Actions in this topic should develop and deploy systems and tools for cybersecurity based on enabling technologies (such as AI), addressing aspects such as threat detection, vulnerability detection, threat mitigation, incident recovery through self-healing, data analysis and data sharing. Activities should include at least one of the following:

• Continuous detection of patterns and identification of anomalies that indicate potential threats, recognising new attack vectors and enabling advanced detection in an evolving threat landscape.
• Creation of CTI based on novel threat detection capabilities.
• Enhancing speed of incident response through real-time monitoring of networks to identify security incidents and generating alerts or triggering automated responses.
• Mitigating malware threats by analysing code behaviour, network traffic, and file characteristics, reducing the window of opportunity for attackers to exploit malware.
• Identification and management of vulnerabilities.
• Recovery from incidents through self-healing capacities.
• Reducing the chances of attacks and pre-emptively identifying weaknesses through automated vulnerability scanning and penetration testing.
• Protecting sensitive data through the analysis of access patterns and detection of abnormal behaviour.
• Enabling organisations to leverage and share CTI and other actionable information for analysis and insights without compromising data security and privacy, through anonymisation and de-identification.
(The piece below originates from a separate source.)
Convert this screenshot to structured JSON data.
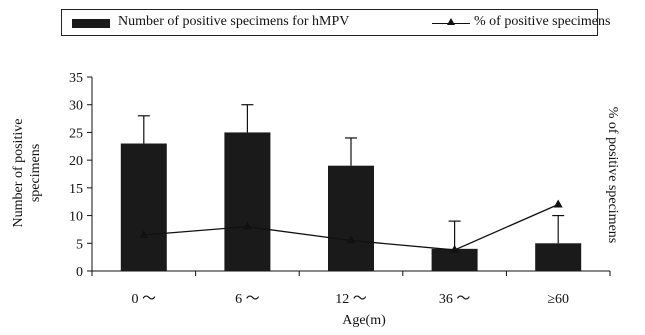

Tool and service providers are welcome to apply to this topic, also when in a consortium with National SOCs. Links with stakeholders in the area of High-Performance Computing should be made where appropriate, as well as activities to foster networking with such stakeholders.

These actions aim at creating or strengthening national and/or cross-border SOCs, which occupy a central role in ensuring the (cyber-)security of national authorities, providers of critical infrastructures and essential services.